More appealingly, I could strengthen my candidacy and reapply. But I obviously didn't cut it the first time, and how much can really change in nine months?

M.'s answer is always the same: self-teach and publish. And then, go for a Ph.D.

I'll try, but I don't exactly have high expecations.

Part of my trouble is that my interests are a poor match with my temperament. My classes in college overrepresented certain populations: the frats, the sororities, and, more generally, the social types. My classmates were the kinds of people who studied politics because they wanted to be in politics, who studied international relations because they were interested in being international lawyers or businesspeople or diplomats or advocates for various causes. Such was my perception, at least. These kids spoke up in class, and participated in debate, and many of them went off to law or business school after they graduated. Those who decided to pursue politics spent their college years in a networking frenzy. They worked for their local Representatives, or at the Department of State. Meanwhile, I don't like politicians; I don't even think I like people who like politicians. I rarely like businesspeople. Hell, I don't even really like people.

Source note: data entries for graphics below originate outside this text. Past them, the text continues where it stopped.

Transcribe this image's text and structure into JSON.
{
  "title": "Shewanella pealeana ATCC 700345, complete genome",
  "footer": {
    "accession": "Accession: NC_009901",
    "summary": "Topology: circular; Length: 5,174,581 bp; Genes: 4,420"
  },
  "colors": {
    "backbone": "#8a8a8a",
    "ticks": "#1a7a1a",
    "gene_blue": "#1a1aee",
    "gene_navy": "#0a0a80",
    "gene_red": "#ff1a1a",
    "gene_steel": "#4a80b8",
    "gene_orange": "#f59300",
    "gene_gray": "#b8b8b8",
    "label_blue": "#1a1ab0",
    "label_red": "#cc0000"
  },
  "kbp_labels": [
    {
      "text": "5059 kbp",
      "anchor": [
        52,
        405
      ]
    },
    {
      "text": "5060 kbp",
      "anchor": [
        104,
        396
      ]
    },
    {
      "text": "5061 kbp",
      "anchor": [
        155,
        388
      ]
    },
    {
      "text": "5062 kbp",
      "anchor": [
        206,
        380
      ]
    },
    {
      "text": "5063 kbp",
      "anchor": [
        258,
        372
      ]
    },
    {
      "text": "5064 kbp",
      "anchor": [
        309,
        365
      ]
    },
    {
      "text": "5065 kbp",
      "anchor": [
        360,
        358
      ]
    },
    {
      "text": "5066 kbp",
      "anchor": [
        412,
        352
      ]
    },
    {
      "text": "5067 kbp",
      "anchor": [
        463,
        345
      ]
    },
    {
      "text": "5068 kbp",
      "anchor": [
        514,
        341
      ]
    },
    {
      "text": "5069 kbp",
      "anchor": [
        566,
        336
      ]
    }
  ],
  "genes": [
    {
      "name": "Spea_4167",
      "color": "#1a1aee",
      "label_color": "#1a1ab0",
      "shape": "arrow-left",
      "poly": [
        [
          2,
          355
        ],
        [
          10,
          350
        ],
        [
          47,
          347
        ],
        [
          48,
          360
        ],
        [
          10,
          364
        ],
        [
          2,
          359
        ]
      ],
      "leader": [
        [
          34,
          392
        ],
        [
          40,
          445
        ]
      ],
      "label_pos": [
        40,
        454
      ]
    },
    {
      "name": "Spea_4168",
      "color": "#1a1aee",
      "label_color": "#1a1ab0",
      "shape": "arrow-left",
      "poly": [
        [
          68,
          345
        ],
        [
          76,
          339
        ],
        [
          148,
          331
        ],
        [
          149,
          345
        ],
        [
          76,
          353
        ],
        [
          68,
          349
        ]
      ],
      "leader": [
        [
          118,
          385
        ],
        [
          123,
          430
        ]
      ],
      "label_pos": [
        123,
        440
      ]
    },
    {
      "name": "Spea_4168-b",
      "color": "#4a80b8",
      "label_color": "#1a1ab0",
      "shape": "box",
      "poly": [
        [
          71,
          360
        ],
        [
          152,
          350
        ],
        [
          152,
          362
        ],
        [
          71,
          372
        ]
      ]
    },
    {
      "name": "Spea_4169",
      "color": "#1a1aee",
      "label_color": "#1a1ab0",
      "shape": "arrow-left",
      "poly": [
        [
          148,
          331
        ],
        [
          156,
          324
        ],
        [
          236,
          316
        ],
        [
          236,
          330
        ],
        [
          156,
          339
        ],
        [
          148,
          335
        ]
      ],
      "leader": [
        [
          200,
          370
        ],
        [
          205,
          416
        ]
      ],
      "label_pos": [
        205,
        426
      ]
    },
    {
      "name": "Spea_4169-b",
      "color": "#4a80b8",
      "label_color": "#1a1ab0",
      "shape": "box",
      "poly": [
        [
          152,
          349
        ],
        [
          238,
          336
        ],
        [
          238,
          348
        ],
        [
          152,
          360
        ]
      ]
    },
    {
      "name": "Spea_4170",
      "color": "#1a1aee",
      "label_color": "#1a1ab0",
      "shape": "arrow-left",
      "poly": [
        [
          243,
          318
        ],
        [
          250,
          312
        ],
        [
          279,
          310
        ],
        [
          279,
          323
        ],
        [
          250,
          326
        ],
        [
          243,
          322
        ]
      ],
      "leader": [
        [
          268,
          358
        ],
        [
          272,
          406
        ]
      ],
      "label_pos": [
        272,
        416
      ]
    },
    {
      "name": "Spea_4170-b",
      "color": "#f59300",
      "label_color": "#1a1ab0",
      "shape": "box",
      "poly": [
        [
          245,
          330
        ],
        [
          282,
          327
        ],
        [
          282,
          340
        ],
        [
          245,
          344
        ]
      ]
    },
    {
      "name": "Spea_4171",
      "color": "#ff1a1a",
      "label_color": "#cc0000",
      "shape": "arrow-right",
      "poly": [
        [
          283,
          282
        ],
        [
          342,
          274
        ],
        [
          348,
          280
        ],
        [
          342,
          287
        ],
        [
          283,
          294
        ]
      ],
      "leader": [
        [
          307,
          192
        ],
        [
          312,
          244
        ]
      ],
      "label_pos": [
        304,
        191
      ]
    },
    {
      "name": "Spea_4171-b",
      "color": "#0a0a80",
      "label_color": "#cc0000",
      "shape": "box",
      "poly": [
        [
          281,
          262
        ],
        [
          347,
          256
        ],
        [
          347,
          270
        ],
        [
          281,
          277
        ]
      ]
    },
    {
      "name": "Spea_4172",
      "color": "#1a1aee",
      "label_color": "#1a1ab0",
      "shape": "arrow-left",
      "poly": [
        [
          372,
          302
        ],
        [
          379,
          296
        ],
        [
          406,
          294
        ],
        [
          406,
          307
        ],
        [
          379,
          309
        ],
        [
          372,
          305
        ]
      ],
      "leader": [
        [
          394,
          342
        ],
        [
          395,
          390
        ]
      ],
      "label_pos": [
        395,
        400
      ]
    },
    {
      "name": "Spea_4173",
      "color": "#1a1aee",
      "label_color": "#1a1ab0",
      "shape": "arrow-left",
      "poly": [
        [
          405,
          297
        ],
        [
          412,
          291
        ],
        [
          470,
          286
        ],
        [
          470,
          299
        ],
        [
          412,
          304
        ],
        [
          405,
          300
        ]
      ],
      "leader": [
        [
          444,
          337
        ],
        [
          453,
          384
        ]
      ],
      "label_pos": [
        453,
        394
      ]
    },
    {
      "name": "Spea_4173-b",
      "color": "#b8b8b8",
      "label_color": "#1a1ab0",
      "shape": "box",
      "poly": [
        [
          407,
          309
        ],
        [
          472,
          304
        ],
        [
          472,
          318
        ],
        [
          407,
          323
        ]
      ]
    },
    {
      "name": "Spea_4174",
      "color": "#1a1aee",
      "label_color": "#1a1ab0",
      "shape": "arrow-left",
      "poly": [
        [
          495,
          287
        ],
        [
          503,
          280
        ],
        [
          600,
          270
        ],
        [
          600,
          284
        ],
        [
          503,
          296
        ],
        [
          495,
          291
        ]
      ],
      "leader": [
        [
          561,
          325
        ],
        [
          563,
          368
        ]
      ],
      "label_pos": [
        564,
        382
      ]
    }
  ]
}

I became interested in politics and IR from a theoretical, strategic, and ultimately, descriptive (as opposed to normative) perspective. I like studying, I like writing, and I like empiricism. M. says that for these reasons he thinks I am better off going into academia. But academia in the "softer" social sciences seems more political and more hierarchical than the harder sciences. And getting into an acceptable Ph.D. program would be so terribly, extremely difficult--much more difficult than the program that just rejected me.

Maybe I should look into developing new interests.

Or, if anyone reading this happens to be the editor of The Economist, I've read your Style Guide about a dozen times and I think I'd make a decent assistant copy editor.


At least I can't complain that it hasn't been a gorgeous winter.

Mar 15, 2007

Die, SUV Driver

While biking to work yesterday I was crowded off the road by a jagoff in a white Lexus SUV. Said jagoff was consulting a map or somesuch and couldn't be bothered to watch the road, and so I was given a second's choice between the SUV and the curbside. The curbside looked better (softer?), so I hit it, flipped over my bike, and landed on the ground. It wasn't so bad--I got away with a few scrapes on the hands, a few bruises on the legs, and a renewed hatred for these shitty suburban drivers who, I bet, have absolutely no need for an SUV, and no clue how to drive one. Biking in the city is like maneuvering through an obstacle course, but at least the drivers there have learned how to watch the road. I've had more close calls in the suburbs, by far.

Oh, and I saw the SUV slow down for a moment, as though the driver saw me eat it, but then it sped up through the intersection once he/she/it saw I wasn't dead. Thanks, dude!

On a completely different note, my cat looks somewhat like Falcore from The Neverending Story.

Mar 9, 2007


"Let's Party" brand prepared crab snacks: yum!

In other news--

(1) I just spent an hour and a half organizing pictures on flickr
(2) My flatmate is an alcoholic
(3) A hoodlum in a low rider and a tophat rolled down his window while I was biking up a steep hill to ask if I had any Grey Poupon
(4) M. and I will spend most of this weekend entertaining his mother and her boyfriend


(5) Within the next few weeks I will probably learn what I'm going to do with the next two years of my life.

Mar 1, 2007


I wanted so badly to watch Apocalypse Now and go to bed early last Friday, but instead we danced all night and stayed up to watch the sunrise, pictured here doing its best imitation of a nuclear explosion.

At first staying up until daybreak sounded like a bad idea. Then, when I was up on the roof looking east, it looked like a good idea; but on Saturday, when I woke up at 6:12pm and the sun was setting and my head was still pounding, it felt like a very, very bad idea all over again.

Best photo of my flatmate ever taken, best Leffe ad ever made, both, or neither?

I don't understand how M. was comfortable with a(nother) weekend of hard partying right before his Ph.D. interviews. Methinks he's made of much sturdier stuff than I.